Saturday, April 09, 2022

Today in 1865: Gen. Robert E. Lee Surrenders, Ending U.S. Civil War

 



History.com explains.

In retreating from the Union army’s Appomattox Campaign, the Army of Northern Virginia had stumbled through the Virginia countryside stripped of food and supplies. At one point, Union cavalry forces under General Philip Sheridan had actually outrun Lee’s army, blocking their retreat and taking 6,000 prisoners at Sayler’s Creek. Desertions were mounting daily, and by April 8 the Confederates were surrounded with no possibility of escape. On April 9, Lee sent a message to Grant announcing his willingness to surrender. The two generals met in the parlor of the Wilmer McLean home at one o’clock in the afternoon.

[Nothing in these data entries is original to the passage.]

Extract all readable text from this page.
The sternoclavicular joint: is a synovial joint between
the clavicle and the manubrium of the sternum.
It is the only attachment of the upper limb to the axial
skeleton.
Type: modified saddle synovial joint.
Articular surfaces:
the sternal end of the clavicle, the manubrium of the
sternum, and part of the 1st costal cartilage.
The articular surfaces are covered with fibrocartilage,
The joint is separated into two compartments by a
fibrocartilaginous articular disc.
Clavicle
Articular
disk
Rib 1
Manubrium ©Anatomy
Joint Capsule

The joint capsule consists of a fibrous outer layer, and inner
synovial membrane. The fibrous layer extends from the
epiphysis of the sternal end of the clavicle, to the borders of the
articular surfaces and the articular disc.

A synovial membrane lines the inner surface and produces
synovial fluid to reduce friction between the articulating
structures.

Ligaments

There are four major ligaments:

Note the extremely generous terms of surrender:

Lee asked for the terms, and Grant hurriedly wrote them out. All officers and men were to be pardoned, and they would be sent home with their private property–most important, the horses, which could be used for a late spring planting. Officers would keep their side arms, and Lee’s starving men would be given Union rations.

Grant said “[The Rebels] were now our countrymen. We did not want to exult over their downfall”.

It’s very apparent from reading Grant’s account of the surrender in his memoirs that his immense respect for General Lee and their shared West Point heritage got in the way here:

… I felt like anything rather than rejoicing at the downfall of a foe who had fought so long and valiantly, and had suffered so much for a cause, though that cause was, I believe, one of the worst for which a people ever fought, and one for which there was the least excuse. I do not question, however, the sincerity of the great mass of those who were opposed to us ...

We soon fell into a conversation about old army times. He remarked that he remembered me very well in the old army; and I told him that as a matter of course I remembered him perfectly, but from the difference in our rank and years (there being about sixteen years' difference in our ages), I had thought it very likely that I had not attracted his attention sufficiently to be remembered by him after such a long interval. Our conversation grew so pleasant that I almost forgot the object of our meeting. After the conversation had run on in this style for some time, General Lee called my attention to the object of our meeting, and said that he had asked for this interview for the purpose of getting from me the terms I proposed to give his army.

Five days later President Lincoln was assassinated. Grant won two terms as president starting in 1868 and was a key leader in the Reconstruction effort, which Johnson (Lincoln’s vice president) had resisted.

I’m a little surprised that this day is not more widely known, remembered, and commemorated since the U.S. Civil War was one of the bloodiest and ugliest wars in our history.